Step 5: Add 3-4 before/after transformations. Take generic sentences and rewrite them in your voice. The model will extrapolate from there.
Step 6: Test it. Prompt the model with your file in context, ask it to write something short, see what's off, and revise the file. You're not going to nail it on the first try, and that's fine. Revise as you go.
A skeleton to start from
## Tone[Describe your voice as contrasts: "X but not Y, A without being B"]## Rhythm[Sentence length, paragraph length, when you use fragments]## Verbal fingerprints[Words, phrases, and moves that are distinctly yours]## Banned words and structures[The stuff you delete on sight. Be specific.]## Before/after examples[3-4 transformations showing generic vs. your voice]This is a starting point. You'll add to it as you notice patterns.
Beyond voice: Other context files worth building
Once you see how this works, you'll find other uses.
Brief files. Campaign context, audience specs, brand guardrails, competitive positioning. Everything a freelancer would need to write for you, except you give it to the model.
Process files. How you want a task done, step by step. I have one for running GEO audits and another for building content briefs. The file encodes decisions so I don't have to remake them every time.
Project files. Ongoing context that accumulates over the life of a project. Working on a six-month campaign? Keep a file with key decisions, approved directions, and stakeholder feedback. The model remembers what you'd otherwise have to re-explain.

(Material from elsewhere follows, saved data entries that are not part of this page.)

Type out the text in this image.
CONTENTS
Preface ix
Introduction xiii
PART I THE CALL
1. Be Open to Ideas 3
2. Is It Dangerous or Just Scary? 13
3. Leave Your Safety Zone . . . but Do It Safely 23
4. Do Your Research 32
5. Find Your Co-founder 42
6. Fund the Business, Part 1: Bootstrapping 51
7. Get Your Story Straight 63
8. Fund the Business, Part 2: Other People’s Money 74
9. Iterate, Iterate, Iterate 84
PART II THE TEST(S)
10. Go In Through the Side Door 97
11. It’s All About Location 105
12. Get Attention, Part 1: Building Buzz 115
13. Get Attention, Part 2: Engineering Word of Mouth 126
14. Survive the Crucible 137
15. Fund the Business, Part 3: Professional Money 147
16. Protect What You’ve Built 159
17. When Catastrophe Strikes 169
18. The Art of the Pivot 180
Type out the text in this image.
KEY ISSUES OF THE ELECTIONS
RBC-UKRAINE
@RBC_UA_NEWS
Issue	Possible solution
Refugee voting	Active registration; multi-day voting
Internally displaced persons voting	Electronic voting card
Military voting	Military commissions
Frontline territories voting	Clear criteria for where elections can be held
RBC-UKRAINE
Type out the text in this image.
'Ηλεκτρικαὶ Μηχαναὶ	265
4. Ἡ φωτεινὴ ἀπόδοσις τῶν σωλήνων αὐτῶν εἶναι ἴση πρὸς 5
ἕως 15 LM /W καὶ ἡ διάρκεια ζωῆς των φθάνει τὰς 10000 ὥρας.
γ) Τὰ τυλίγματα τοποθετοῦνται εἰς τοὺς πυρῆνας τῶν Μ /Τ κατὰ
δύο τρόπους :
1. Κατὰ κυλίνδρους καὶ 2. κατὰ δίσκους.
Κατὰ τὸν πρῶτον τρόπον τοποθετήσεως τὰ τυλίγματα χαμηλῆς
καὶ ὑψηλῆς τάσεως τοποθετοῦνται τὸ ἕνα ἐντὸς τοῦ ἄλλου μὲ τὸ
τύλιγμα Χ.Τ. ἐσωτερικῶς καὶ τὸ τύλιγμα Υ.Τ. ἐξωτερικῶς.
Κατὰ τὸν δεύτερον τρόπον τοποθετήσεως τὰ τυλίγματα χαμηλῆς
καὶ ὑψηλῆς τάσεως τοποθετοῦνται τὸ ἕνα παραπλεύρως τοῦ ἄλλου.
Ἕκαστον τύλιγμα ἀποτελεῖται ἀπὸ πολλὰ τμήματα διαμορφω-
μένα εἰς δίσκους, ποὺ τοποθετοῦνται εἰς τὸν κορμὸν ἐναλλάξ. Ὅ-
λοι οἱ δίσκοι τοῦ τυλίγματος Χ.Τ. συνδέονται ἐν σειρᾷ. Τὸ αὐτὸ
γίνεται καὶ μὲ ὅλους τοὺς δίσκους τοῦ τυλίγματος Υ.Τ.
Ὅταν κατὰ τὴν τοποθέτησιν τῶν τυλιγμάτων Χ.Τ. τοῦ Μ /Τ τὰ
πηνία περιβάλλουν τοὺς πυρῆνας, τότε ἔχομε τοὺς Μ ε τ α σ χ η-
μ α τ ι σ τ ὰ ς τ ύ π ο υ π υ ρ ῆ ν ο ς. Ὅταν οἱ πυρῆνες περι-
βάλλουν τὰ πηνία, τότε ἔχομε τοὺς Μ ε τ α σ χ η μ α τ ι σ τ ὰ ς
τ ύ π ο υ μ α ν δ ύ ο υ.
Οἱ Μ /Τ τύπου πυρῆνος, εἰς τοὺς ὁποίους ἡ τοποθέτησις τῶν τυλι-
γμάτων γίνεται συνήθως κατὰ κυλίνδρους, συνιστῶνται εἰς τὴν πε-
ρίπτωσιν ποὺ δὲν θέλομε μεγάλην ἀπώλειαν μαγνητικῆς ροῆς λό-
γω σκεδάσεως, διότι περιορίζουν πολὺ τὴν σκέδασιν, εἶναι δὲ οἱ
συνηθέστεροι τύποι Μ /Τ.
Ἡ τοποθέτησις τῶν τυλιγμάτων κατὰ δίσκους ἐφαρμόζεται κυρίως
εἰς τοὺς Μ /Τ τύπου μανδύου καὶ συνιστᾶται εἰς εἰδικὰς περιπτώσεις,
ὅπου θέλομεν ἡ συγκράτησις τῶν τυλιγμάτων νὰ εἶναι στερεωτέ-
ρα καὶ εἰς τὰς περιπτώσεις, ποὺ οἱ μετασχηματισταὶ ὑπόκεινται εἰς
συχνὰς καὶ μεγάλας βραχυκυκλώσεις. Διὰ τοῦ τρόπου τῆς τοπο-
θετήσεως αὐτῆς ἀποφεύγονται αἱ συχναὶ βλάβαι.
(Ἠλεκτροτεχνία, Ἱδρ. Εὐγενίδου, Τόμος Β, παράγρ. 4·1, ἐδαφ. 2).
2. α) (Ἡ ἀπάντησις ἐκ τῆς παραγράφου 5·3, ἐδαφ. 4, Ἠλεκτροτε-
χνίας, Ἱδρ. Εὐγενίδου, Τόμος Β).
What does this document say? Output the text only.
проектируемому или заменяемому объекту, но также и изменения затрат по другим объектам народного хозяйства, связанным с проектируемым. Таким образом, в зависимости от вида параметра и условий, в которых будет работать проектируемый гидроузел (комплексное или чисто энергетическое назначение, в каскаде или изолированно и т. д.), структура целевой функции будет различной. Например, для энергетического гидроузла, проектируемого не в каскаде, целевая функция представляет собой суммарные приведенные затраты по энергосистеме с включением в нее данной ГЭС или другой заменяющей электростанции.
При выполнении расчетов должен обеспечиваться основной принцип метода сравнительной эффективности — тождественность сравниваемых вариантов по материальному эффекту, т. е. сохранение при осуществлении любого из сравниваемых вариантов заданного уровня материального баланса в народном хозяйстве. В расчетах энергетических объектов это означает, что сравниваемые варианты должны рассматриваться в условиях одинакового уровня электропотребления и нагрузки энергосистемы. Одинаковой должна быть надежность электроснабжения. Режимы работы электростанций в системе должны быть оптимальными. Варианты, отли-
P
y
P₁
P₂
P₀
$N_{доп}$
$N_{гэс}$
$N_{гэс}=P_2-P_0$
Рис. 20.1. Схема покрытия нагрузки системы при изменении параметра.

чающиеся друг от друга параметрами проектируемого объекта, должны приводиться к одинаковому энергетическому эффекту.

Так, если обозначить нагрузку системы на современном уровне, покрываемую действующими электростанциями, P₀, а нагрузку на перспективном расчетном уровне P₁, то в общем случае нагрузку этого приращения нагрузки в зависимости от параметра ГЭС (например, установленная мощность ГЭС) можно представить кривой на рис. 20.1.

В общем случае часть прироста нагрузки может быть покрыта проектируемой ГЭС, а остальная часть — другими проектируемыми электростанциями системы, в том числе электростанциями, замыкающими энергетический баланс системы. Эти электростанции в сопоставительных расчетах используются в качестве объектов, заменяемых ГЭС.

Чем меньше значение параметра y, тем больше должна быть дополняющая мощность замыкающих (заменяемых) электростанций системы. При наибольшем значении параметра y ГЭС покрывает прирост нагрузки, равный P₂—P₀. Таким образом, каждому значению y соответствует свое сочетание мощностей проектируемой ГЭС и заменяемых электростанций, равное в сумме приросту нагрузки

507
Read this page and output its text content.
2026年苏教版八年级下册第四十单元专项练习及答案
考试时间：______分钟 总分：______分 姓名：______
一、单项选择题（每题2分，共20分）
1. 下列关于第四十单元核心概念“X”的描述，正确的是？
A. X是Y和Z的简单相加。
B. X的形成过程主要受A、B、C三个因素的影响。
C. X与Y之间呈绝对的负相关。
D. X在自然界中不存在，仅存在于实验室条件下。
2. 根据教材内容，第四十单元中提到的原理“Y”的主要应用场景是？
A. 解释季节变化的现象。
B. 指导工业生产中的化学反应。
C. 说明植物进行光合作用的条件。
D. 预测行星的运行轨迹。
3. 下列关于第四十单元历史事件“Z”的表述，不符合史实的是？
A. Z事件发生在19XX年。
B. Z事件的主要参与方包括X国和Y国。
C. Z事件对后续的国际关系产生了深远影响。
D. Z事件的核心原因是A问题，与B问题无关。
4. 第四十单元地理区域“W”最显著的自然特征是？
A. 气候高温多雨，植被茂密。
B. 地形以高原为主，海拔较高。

Some tools (Claude's "skills" feature, for instance) let you build context files that also execute: they can run code, pull data, and generate outputs in specific formats.
That's a deeper topic for another time, but the principle is the same. You're compressing decisions you've already made so the model can apply them without being told.
Three ways this breaks
If your file is too long, the model starts ignoring parts of it. Keep it under a page or two.
If your rules contradict each other, the model averages them. "Be concise" plus ten paragraphs of instructions sends mixed signals.
If you describe your aspirational voice instead of your actual voice, the model writes like your LinkedIn alter ego. Use real samples, not fantasy.
The point
A voice file is a compression of decisions you've already made about how you sound. The LLM just needs them made explicit.
You're teaching the model to write like you already do, and it takes under an hour to build. Saves every hour after that.